Rachel Alexander 04 - Lady Vanishes
we weren’t alone.
He lifted his hand to shield his eyes when the overhead light came on. I stood there, mute, Venus’s keys in my hand, too surprised to think of how I could explain my presence here. That’s when I noticed he had been crying.
“Please don’t tell anyone I was here,” he said.
Dashiell approached, his tail going in circles now.
“I didn’t want any of them to see me crying. They get upset too easily.”
I went and sat next to him on Harry’s big leather couch. He had a wad of tissues in one hand and wiped his eyes with it, but the tears kept coming.

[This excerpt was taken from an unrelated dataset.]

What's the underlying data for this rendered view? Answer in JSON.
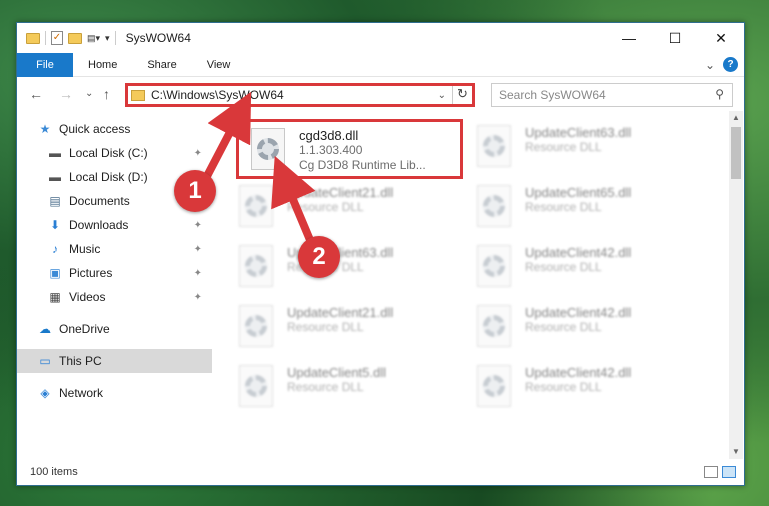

“I don’t understand what’s happening. And I’m afraid. I don’t know who’s going to be hurt next, but sure as we’re sitting here, Rachel, someone is.”
“You may be right,” I told him, looking at his small, polished shoes, his feet side by side, as if he were sitting in church. Then I looked back at his face. “What can we do about it?” I asked.
“You and me?”
“Exactly.”
“What could we do?”
“We could pool our information, for one thing.”
“I don’t—”
“If you don’t know what’s going on here, Homer, who does?”
“Well, I hear some things, but—”
He sat up, looking at me critically now, probably wondering what I was up to, if he could trust me.
I was already in it up to my chin, but I was wondering the same thing about him.
Sometimes you just have to take a chance.
“You heard some things yourself, didn’t you? This afternoon, for instance, outside the dining room. You were listening to them in there, weren’t you?”
“I was.”
“How come?”
“Because something funny’s going on here, don’t you think?“
“I think it’s not so funny.”
“That’s what I meant.”
“I never said,” he told me.
“What didn’t you say?”
“That I saw you listening.”
“How come?”
Homer turned away from me.
“Why didn’t you tell Eli what I did?”
“Venus brought me here twelve years ago. She took a chance on me.”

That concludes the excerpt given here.